Attached is a proof of concept for the handling of UTF-8 in
identifiers. Aside from the terrible isIdentifierBody function, which
should be optimized where possible (possibly into a lookup table for
the BMP, since that would be 8kb, and using the simple bitwise
operation in there for other planes), I think the approach is the
correct one. Given that this is sensitive code, however, I would like
to ensure no one has any issues with this approach before I convert
more of the lexer code over.


utf8-proof-of-concept.patch (3.49 KB)

This patch still applies reasonably cleanly; any feedback?


utf8-proof-of-concept.patch (3.49 KB)

+/// identifier, which is [a-zA-Z0-9_], or a Unicode character defined by
+/// Annex E of the C++ standard (note: pretty sure this is different in C).
+static inline bool isIdentifierBody(UTF32 c) {

  • if (c <= 127)
  • return (CharInfo[c] & (CHAR_LETTER|CHAR_NUMBER|CHAR_UNDER)) ? true : false;
  • else if (c & 0xffff0000)
  • return ~c & 0xfffd;

This should be split into two functions: isIdentifierBody() which just handles the <= 127 case, and the rest in a attribute(no_inline) function to handle the slowpath.

We don’t want the slow path to prevent inlining of the fast path. If we have a macro for builtin_expect, it would be worth using it on the “c <= 127” branch.
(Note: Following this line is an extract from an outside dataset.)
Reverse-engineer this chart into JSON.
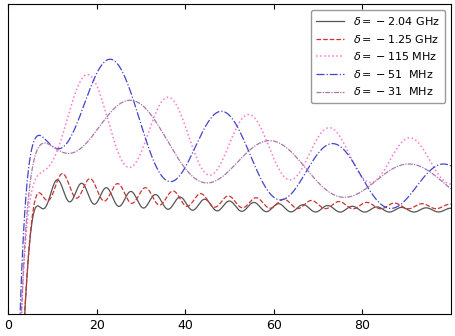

I would also prefer the loop in Lexer::LexIdentifier to be written something like this, which might make the idea above irrelevant:

do {
C = *CurPtr;
if (C > 127) goto UTFIdentifier;
} while (isNonUTFIdentifierBody(C))

… handle the general case here.


If speed is /really/ important, I’d just go for an 8KB lookup table, since it’s a one-time memory cost and it’s not a lot compared to the usual total memory cost, and then it has an advantage that UTF-8 heavy code, if it ever happens, will run quickly if the table stays in cache. But I can do as suggested as well.